Description
I tried to launch an EC2 cluster using Patrick's new version of the EC2 script, running this command
./spark-ec2 -i ~/.ssh/id_rsa -s 10 -t m1.large --spot-price 0.25 --region us-west-1 launch test_cluster
This launched a cluster, but ssh failed because I didn't configure things properly
Setting up security groups... Searching for existing cluster test_cluster... Spark AMI: ami-61ffd024 Launching instances... Requesting 10 slaves as spot instances with price $0.250 Waiting for spot instances to be granted... 0 of 10 slaves granted, waiting longer ... All 10 slaves granted Launched master in us-west-1a, regid = r-790f2320 Waiting for instances to start up... Waiting 120 more seconds... Copying SSH key /Users/joshrosen/.ssh/id_rsa to master... Warning: Permanently added 'ec2-54-241-179-230.us-west-1.compute.amazonaws.com,54.241.179.230' (RSA) to the list of known hosts.
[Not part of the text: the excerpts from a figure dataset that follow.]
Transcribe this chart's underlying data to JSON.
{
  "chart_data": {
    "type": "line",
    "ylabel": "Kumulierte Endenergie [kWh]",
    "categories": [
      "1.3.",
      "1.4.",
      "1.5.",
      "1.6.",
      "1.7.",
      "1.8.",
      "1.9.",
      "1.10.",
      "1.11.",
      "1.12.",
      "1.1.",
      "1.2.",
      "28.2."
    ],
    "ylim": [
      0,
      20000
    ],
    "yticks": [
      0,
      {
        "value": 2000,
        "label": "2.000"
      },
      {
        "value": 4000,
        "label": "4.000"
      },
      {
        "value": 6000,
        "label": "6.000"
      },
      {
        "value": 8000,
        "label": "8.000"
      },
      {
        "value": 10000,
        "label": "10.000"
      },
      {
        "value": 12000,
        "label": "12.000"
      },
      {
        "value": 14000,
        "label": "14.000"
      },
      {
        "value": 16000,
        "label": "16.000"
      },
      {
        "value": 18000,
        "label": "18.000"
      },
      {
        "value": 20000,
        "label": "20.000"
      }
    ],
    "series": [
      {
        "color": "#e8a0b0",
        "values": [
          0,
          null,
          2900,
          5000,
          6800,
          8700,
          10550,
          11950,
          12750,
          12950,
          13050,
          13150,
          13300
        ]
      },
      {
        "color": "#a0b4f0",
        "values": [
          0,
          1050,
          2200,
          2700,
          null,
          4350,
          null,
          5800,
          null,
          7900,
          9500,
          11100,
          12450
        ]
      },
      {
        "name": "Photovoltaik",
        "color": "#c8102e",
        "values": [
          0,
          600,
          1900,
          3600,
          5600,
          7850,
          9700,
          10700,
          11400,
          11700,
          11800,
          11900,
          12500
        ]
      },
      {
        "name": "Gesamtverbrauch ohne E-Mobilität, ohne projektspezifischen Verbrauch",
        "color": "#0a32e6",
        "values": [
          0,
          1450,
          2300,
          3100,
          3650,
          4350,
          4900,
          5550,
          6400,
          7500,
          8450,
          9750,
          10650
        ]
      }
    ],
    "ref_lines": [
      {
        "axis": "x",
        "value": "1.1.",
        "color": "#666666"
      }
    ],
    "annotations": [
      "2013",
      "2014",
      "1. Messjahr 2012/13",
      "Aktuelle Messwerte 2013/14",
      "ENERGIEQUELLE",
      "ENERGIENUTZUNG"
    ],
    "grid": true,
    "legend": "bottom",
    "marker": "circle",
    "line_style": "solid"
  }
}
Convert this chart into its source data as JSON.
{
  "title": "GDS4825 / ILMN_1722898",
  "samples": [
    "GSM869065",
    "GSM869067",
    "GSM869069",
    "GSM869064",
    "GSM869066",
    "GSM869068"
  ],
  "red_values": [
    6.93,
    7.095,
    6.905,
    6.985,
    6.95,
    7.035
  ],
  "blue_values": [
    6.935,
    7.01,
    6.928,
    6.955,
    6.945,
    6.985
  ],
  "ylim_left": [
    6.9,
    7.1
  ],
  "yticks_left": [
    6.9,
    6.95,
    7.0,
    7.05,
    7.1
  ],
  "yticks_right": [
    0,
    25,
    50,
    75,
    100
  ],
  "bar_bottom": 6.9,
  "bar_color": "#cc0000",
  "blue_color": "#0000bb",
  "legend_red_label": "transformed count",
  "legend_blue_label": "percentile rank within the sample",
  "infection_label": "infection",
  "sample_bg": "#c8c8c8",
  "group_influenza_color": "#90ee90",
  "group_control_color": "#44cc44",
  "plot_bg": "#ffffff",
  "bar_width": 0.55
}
Permission denied (publickey).
When I tried to shut this cluster down, the EC2 script claims that it couldn't find a cluster. I see the same message when using the 0.7 version of spark-ec2.
If I view the EC2 administration console, it tells me that I have a number of machines running in us-west-1 with the right security groups.
Although the script finds the active instance requests, it can't find any security group names for those requests, so it fails to identify those machines as belonging to our spark-ec2 cluster.
I think the culprit is the line
group_names = [g.name for g in res.groups]
in get_existing_cluster().
If I replace this with
group_names = list(set(g.name for g in i.groups for i in res.instances))
then it finds the group names and detects the cluster.
Does anyone know what's going on here? I'm not familiar enough with Boto to explain why the Instance would have groups attribute while its Request's groups are empty.